One of most significant of these instruments—as Gaillard reported in La Gazette des Sourds-Muets—was a specially designed phonograph system that could transcribe pupils’ wax cylinder recordings onto paper, thus allowing them to see their own vocal traces and compare them with those of their hearing professors. Over the course of his visit, Gaillard—who sometimes described himself as ‘sourd-parlant’ (‘deaf-speaking’)—made a recording, repeating the words ‘toujours mieux’ (‘ever better’) after Marichelle. In the transcription he saw the effects of his early-in-life hearing loss: a lack of tonal variation.

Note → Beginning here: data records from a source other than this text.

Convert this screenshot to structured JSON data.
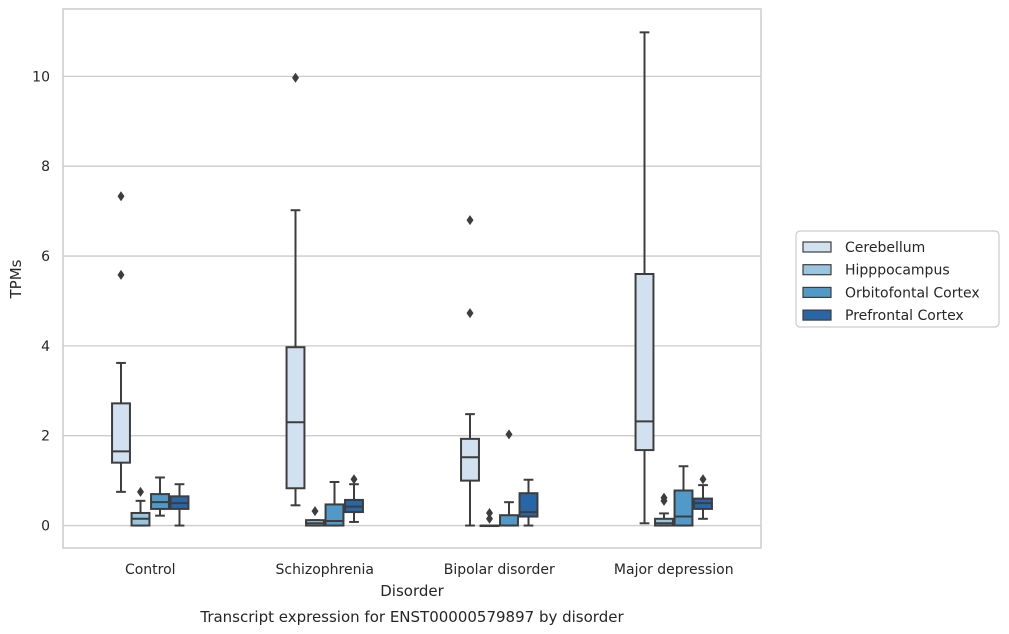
{
  "chart_data": {
    "type": "box",
    "title": "",
    "caption": "Transcript expression for ENST00000579897 by disorder",
    "xlabel": "Disorder",
    "ylabel": "TPMs",
    "ylim": [
      -0.5,
      11.5
    ],
    "yticks": [
      0,
      2,
      4,
      6,
      8,
      10
    ],
    "grid": true,
    "legend_position": "right",
    "categories": [
      "Control",
      "Schizophrenia",
      "Bipolar disorder",
      "Major depression"
    ],
    "series": [
      {
        "name": "Cerebellum",
        "color": "#d1e1f0",
        "boxes": [
          {
            "whisker_low": 0.75,
            "q1": 1.4,
            "median": 1.65,
            "q3": 2.72,
            "whisker_high": 3.62,
            "outliers": [
              5.58,
              7.33
            ]
          },
          {
            "whisker_low": 0.45,
            "q1": 0.83,
            "median": 2.3,
            "q3": 3.97,
            "whisker_high": 7.02,
            "outliers": [
              9.97
            ]
          },
          {
            "whisker_low": 0.0,
            "q1": 1.0,
            "median": 1.52,
            "q3": 1.93,
            "whisker_high": 2.48,
            "outliers": [
              4.73,
              6.8
            ]
          },
          {
            "whisker_low": 0.05,
            "q1": 1.68,
            "median": 2.32,
            "q3": 5.6,
            "whisker_high": 10.98,
            "outliers": []
          }
        ]
      },
      {
        "name": "Hipppocampus",
        "color": "#9ac5df",
        "boxes": [
          {
            "whisker_low": 0.0,
            "q1": 0.0,
            "median": 0.15,
            "q3": 0.28,
            "whisker_high": 0.55,
            "outliers": [
              0.75
            ]
          },
          {
            "whisker_low": 0.0,
            "q1": 0.0,
            "median": 0.05,
            "q3": 0.12,
            "whisker_high": 0.12,
            "outliers": [
              0.32
            ]
          },
          {
            "whisker_low": 0.0,
            "q1": 0.0,
            "median": 0.0,
            "q3": 0.0,
            "whisker_high": 0.0,
            "outliers": [
              0.15,
              0.28
            ]
          },
          {
            "whisker_low": 0.0,
            "q1": 0.0,
            "median": 0.05,
            "q3": 0.15,
            "whisker_high": 0.27,
            "outliers": [
              0.55,
              0.62
            ]
          }
        ]
      },
      {
        "name": "Orbitofontal Cortex",
        "color": "#5199c8",
        "boxes": [
          {
            "whisker_low": 0.22,
            "q1": 0.37,
            "median": 0.52,
            "q3": 0.7,
            "whisker_high": 1.07,
            "outliers": []
          },
          {
            "whisker_low": 0.0,
            "q1": 0.0,
            "median": 0.1,
            "q3": 0.47,
            "whisker_high": 0.97,
            "outliers": []
          },
          {
            "whisker_low": 0.0,
            "q1": 0.0,
            "median": 0.0,
            "q3": 0.23,
            "whisker_high": 0.52,
            "outliers": [
              2.03
            ]
          },
          {
            "whisker_low": 0.0,
            "q1": 0.0,
            "median": 0.2,
            "q3": 0.78,
            "whisker_high": 1.32,
            "outliers": []
          }
        ]
      },
      {
        "name": "Prefrontal Cortex",
        "color": "#2966a8",
        "boxes": [
          {
            "whisker_low": 0.0,
            "q1": 0.37,
            "median": 0.5,
            "q3": 0.65,
            "whisker_high": 0.92,
            "outliers": []
          },
          {
            "whisker_low": 0.08,
            "q1": 0.3,
            "median": 0.42,
            "q3": 0.57,
            "whisker_high": 0.92,
            "outliers": [
              1.03
            ]
          },
          {
            "whisker_low": 0.0,
            "q1": 0.2,
            "median": 0.3,
            "q3": 0.72,
            "whisker_high": 1.02,
            "outliers": []
          },
          {
            "whisker_low": 0.15,
            "q1": 0.37,
            "median": 0.5,
            "q3": 0.6,
            "whisker_high": 0.9,
            "outliers": [
              1.03
            ]
          }
        ]
      }
    ]
  }
}
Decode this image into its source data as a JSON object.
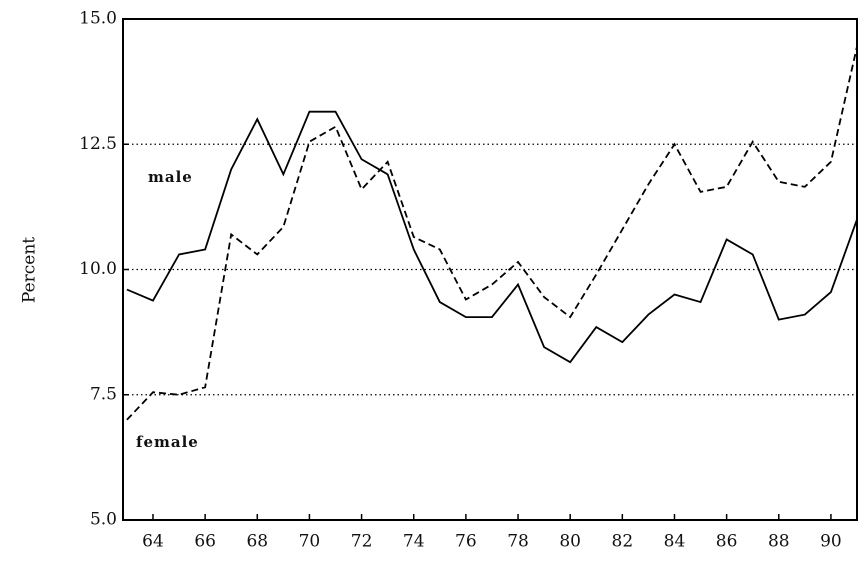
{
  "chart_data": {
    "type": "line",
    "y_label": "Percent",
    "annotations": [
      "male",
      "female"
    ],
    "x": [
      63,
      64,
      65,
      66,
      67,
      68,
      69,
      70,
      71,
      72,
      73,
      74,
      75,
      76,
      77,
      78,
      79,
      80,
      81,
      82,
      83,
      84,
      85,
      86,
      87,
      88,
      89,
      90,
      91
    ],
    "series": [
      {
        "name": "male",
        "color": "#000000",
        "style": "solid",
        "values": [
          9.6,
          9.38,
          10.3,
          10.4,
          12.0,
          13.0,
          11.9,
          13.15,
          13.15,
          12.2,
          11.9,
          10.4,
          9.35,
          9.05,
          9.05,
          9.7,
          8.45,
          8.15,
          8.85,
          8.55,
          9.1,
          9.5,
          9.35,
          10.6,
          10.3,
          9.0,
          9.1,
          9.55,
          11.0
        ]
      },
      {
        "name": "female",
        "color": "#000000",
        "style": "dashed",
        "values": [
          7.0,
          7.55,
          7.5,
          7.65,
          10.7,
          10.3,
          10.85,
          12.55,
          12.85,
          11.6,
          12.15,
          10.65,
          10.4,
          9.4,
          9.7,
          10.15,
          9.45,
          9.05,
          9.9,
          10.8,
          11.7,
          12.5,
          11.55,
          11.65,
          12.55,
          11.75,
          11.65,
          12.15,
          14.45
        ]
      }
    ],
    "xlim": [
      62.85,
      91
    ],
    "xticks": [
      64,
      66,
      68,
      70,
      72,
      74,
      76,
      78,
      80,
      82,
      84,
      86,
      88,
      90
    ],
    "ylim": [
      5,
      15
    ],
    "yticks": [
      {
        "value": 5,
        "label": "5.0"
      },
      {
        "value": 7.5,
        "label": "7.5"
      },
      {
        "value": 10,
        "label": "10.0"
      },
      {
        "value": 12.5,
        "label": "12.5"
      },
      {
        "value": 15,
        "label": "15.0"
      }
    ],
    "grid": true
  }
}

The transcription of Gaillard’s recording has been lost, but the recording itself survives, one of 228 wax cylinders preserved by the Bibliothèque Nationale de France. The larger project from which this paper is drawn examines the history of this collection, investigating how it found its way to the BNF and what has happened to it since being digitised and catalogued alongside more straightforward items in the BNF's care. Gaillard’s cylinder, for example, is described as an interaction between professor and pupil rather than two equals, one hearing, the other not—an easy mistake to make, as it follows the same pattern of other sessions featuring ‘impaired’ students and ailing singers and their teachers/therapists, yet one that tells us something striking about the cataloguer’s expectations of what expertise could or should sound like (Holmes 2017). Contextualising Gaillard’s recording in his time and also in ours, this paper considers how d/Deaf histories have been—are still—told through their traces, ‘parlant’ and otherwise.